Тайная вечеря — страница 2 из 37

— А я так и так вниз не вернусь. Дураков нету!

В моей квартире, расположенной прямо над кафе, испортился кондиционер. Отложив полученное от Аристона домашнее задание, я взял фотоаппарат и снова вышел на улицу. Автобусы по маршруту, ведущему на другую сторону реки, к зданию бывшего адмиралтейства, не ходили. На месте остановки, рядом с которой на днях взорвался набитый людьми автобус, все еще зияла дыра, обнесенная — скорее всего, лишь для проформы — полицейской лентой. По раскаленной солнцем, почти пустой улице я добрался до холма Пророков. На смотровой площадке возле огромных подзорных труб, где всегда крутились туристы, никого не было. Но — о чудо — фуникулер, построенный еще при англичанах, действовал. Я сразу углядел два голубых вагончика, медленно разъезжающихся на полпути, в том самом месте, где среди оливковых рощ, окруженный оградой из кипарисов, высился коптский монастырь. Внизу, за нешироким руслом высохшего ручья, раскинулся старый город, опоясанный стенами, из-за которых выстреливали в небо минареты и башни христианских храмов.

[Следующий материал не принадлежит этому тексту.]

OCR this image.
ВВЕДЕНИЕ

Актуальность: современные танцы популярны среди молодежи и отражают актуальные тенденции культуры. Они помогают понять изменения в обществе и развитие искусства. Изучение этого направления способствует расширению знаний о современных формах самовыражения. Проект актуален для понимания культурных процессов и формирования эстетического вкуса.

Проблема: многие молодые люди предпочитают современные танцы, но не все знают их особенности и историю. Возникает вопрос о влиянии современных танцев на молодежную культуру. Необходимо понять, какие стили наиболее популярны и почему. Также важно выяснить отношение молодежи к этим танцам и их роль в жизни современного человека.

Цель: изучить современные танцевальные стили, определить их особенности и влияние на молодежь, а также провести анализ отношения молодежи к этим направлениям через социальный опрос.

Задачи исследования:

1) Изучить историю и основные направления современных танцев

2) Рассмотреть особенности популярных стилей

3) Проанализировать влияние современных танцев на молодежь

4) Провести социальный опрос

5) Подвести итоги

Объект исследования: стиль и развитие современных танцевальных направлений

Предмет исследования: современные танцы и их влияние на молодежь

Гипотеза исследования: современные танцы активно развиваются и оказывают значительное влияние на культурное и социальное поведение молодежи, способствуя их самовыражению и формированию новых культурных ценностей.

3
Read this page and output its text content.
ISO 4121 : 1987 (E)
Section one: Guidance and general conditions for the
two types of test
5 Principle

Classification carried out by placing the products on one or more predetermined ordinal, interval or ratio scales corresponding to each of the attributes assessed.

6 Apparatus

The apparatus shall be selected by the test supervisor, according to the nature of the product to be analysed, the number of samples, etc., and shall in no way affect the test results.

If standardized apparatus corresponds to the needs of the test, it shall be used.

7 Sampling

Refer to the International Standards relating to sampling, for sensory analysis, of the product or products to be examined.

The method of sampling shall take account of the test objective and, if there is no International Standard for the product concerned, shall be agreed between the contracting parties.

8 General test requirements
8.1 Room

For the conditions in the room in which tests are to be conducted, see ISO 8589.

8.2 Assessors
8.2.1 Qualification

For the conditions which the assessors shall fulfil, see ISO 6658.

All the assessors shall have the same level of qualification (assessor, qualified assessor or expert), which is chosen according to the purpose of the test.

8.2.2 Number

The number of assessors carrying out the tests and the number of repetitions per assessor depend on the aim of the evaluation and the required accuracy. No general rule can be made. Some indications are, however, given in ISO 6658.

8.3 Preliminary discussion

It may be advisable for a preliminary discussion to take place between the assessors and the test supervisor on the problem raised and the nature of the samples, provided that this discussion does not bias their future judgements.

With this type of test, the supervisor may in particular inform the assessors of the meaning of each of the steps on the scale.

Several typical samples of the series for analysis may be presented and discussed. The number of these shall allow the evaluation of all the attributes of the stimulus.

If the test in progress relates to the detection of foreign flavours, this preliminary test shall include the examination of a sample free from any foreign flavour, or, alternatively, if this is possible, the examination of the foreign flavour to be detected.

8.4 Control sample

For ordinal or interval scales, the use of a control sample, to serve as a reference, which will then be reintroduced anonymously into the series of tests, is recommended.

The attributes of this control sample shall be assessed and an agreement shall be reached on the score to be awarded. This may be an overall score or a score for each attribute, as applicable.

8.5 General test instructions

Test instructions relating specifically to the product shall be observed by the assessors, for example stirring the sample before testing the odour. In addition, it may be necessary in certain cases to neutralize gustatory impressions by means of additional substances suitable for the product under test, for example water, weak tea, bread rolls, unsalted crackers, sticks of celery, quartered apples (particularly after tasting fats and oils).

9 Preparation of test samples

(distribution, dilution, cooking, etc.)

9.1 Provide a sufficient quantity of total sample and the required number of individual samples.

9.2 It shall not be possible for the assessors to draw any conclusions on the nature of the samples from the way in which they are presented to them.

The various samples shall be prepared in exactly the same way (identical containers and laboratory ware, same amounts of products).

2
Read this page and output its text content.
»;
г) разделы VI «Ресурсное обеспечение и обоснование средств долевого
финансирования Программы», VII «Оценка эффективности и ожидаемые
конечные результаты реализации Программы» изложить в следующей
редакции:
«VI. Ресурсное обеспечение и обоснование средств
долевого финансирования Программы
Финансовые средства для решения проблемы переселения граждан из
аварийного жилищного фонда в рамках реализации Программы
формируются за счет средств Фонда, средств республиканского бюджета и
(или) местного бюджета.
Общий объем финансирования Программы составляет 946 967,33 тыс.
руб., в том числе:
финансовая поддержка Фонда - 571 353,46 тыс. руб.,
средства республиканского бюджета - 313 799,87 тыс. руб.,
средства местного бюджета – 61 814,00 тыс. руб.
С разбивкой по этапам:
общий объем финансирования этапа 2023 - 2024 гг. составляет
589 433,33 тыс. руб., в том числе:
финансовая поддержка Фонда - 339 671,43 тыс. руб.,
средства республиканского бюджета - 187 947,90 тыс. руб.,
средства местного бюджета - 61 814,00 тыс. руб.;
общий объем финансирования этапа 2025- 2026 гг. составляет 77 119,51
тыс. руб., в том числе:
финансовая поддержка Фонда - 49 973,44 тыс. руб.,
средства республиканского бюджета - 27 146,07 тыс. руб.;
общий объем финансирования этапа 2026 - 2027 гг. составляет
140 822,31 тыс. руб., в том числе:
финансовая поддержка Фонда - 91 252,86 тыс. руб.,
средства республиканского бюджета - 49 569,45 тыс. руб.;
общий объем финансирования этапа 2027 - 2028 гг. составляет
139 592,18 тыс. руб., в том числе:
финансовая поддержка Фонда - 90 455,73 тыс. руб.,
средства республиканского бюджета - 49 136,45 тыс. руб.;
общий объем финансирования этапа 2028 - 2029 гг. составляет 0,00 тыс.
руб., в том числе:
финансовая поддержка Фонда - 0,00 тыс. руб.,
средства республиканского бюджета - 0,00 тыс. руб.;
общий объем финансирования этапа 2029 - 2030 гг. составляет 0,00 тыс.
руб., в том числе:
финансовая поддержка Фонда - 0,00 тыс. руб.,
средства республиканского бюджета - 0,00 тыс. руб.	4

Вагончик времен королевы Виктории медленно полз наверх, а я думал об Аристоне, который своим ученикам назначал встречу в разных частях города, как будто обучение греческому языку требовало строжайшей конспирации. Для объяснения его абсурдной блажи можно было найти много причин, но сейчас, пока я поджидал голубой вагончик фуникулера, который уже миновал коптский монастырь и упорно взбирался в гору вдоль стены еврейского кладбища, меня вдруг осенило. Аристон всегда старался подбирать тексты так, чтобы они, хотя бы косвенно, были связаны с местом, где проходил урок. Но почему однажды он повел меня именно на этот холм, никакой связи с «Апологией» Аристида не имеющий? О чем тогда шла речь? Аристид обратился к императору Адриану с такими словами:

«Называют богом также и Диониса, того, который устраивал ночные оргии, был учителем пьянства, соблазнял окружающих его женщин, бесновался. Позднее он был съеден Титанами. Итак, если Дионис, снедаемый Титанами, не был в состоянии помочь самому себе, но был беснующимся, пьяницей и беглецом, то какой же он был бог? <…> И каким образом мог помочь другим тот, кто не мог спасти самого себя? Иное дело Иисус…»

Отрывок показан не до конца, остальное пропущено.